You gain only temporary, short-term relief to eyestrain unless you learn to practice the relaxation and vision building techniques throughout the day and every day. In addition to practicing the techniques, you have to shift to the new mental state introduced by the techniques to truly and permanently relieve eyestrain and clear your vision. Remember, what you learn is based on what you believe you can learn, and the limitations you feel about improving your vision are purely mental.
While you will probably notice relief almost immediately, it takes about six months to a year to get solid and long-lasting results. Use your glasses only when you need them, and take them off when you do not need them.
- Practice vision building and relaxation techniques for 1/2 hour every day.
- Set aside at least a 1/2 hour every day to practice daily integration.
- Do not make an effort with the techniques. Switch to another technique, and palm, shift, or swing frequently.
- Avoid the mental habits that caused your vision to initially go bad.
- Develop a curious interest in what you see by noticing motion, details, contrasts, color, and shapes and the near and far points.
- Ask yourself where you find it easy to keep an awareness of motion at home or work and where you find it difficult. During these times at home or at work, set aside extra time to practice swinging, shifting, and dodging and keep the memory of the motion going as you perform the activities that make it hard for you to keep an awareness of motion.

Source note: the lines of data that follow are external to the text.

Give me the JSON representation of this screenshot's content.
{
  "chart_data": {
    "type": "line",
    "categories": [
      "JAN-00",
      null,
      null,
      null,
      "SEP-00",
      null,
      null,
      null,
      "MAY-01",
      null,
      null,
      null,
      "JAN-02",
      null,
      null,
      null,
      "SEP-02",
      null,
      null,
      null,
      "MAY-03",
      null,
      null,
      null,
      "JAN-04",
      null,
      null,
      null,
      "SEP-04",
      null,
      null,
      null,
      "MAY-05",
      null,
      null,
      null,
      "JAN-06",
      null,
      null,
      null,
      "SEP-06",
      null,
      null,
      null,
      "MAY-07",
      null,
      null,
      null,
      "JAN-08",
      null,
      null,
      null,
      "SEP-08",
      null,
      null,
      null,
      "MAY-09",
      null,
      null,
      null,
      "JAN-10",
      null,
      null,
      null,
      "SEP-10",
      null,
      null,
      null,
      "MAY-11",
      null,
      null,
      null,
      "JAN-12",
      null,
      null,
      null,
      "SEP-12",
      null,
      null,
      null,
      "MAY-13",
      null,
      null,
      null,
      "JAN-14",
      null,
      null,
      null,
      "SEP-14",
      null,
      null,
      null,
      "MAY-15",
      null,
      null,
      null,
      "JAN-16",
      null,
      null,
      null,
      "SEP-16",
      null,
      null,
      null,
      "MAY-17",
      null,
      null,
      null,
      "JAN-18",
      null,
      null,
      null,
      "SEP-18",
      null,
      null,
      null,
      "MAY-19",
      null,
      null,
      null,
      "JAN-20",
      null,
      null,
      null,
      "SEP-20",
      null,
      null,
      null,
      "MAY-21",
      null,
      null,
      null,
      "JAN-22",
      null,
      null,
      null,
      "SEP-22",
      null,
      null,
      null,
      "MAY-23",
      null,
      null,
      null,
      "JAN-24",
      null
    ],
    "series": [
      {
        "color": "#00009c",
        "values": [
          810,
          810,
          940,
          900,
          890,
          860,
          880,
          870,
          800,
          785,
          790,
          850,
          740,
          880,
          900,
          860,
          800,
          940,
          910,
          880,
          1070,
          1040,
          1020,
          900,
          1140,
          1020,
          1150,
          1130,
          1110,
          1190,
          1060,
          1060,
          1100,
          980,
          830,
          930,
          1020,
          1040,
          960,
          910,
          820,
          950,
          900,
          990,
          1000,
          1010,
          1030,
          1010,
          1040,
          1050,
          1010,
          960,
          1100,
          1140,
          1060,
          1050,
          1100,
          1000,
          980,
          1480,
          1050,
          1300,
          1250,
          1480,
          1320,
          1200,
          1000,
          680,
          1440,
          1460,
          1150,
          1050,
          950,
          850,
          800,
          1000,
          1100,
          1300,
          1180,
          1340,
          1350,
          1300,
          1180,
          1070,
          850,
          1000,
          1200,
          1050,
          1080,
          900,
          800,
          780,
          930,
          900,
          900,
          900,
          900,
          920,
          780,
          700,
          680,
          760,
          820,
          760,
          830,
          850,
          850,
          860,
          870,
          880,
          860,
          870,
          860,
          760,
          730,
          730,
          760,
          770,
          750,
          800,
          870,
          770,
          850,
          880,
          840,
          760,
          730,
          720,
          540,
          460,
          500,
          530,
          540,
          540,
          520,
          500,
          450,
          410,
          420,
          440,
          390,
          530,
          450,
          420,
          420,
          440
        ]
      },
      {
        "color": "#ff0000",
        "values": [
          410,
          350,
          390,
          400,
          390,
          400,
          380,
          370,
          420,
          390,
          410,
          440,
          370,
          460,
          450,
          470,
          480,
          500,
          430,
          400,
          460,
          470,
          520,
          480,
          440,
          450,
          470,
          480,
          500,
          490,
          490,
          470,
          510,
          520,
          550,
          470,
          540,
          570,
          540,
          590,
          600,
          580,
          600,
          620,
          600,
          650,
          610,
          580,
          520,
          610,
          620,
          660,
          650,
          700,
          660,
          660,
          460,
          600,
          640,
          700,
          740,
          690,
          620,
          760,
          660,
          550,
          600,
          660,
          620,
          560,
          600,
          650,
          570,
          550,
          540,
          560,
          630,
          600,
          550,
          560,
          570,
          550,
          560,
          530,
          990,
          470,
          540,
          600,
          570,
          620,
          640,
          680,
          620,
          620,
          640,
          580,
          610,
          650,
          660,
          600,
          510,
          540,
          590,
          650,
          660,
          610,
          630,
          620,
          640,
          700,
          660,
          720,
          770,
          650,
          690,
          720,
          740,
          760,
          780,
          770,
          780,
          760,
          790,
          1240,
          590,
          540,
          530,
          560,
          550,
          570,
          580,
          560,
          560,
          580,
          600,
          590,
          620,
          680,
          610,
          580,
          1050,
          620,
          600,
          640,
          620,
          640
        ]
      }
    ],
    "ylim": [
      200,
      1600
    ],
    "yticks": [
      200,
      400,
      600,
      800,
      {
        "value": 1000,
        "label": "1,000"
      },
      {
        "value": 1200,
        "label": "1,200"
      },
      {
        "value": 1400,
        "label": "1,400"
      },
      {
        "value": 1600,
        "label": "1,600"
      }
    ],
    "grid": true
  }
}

- Apply the same approach to centralization.
- Apply the same approach to relaxation.
- Do not test your vision by trying to see things more clearly. Instead, see how well you can maintain an easy manner, notice motion, see one part best, or try to keep the Universal swing going all day long. Testing your vision does not test the technique, it tests what happens when you test.
- Learn to meet life in a relaxed manner instead of taking a mental grip on life. Swing the black dot when you are in a stressful situation.
- Make a record of what causes your eyestrain and find ways to eliminate the problems by making unfavorable conditions more favorable.
Workplace, Computer, and Television Eyestrain
Working at a computer can be very absorbing and create a lot of eyestrain. You tend to concentrate on what is on the screen to the exclusion of all else, focus for long periods at the same distance, and try to take in the entire screen instead of shifting and seeing one part best. You might unconsciously try to make the characters on the screen solid when, in fact, they are flickering. All of these things result in eyestrain, and for many people, the eyestrain is severe.
Television screens can have similar effects to computer screens except you can sit further back, which relieves some of the tendency to become absorbed. Any detail-oriented or high-stress work can cause eyestrain in the ways described above whether or not you work at a computer.
Whenever you work, are at your computer, or watch television, keep the following points in mind:
- Be aware of objects around you while you work.
- Be aware of objects moving in your periphery.
- Take frequent breaks so that you focus your eyes at different distances.
- Practice central fixation on the computer or television screen, or on what you are working on at your desk.
- Remember to dodge and shift while you work.
- Scan the images on your desk or on your computer screen rather than staring into the middle.
- If your chair swivels, turn from side-to-side in your chair to create a short swing. Remember the short swing after you stop turning in your chair.
- Practice short swings when you are on the phone or driving in your car.
- Leave yourself notes to remind you to blink, sun, palm, shift, swing, dodge, see halos, or practice healthy reading habits.
- Decide to focus on one family of techniques for the week. Start with motion because developing a sense of motion is critical to improving your vision. You might as well focus on motion until it is a second nature.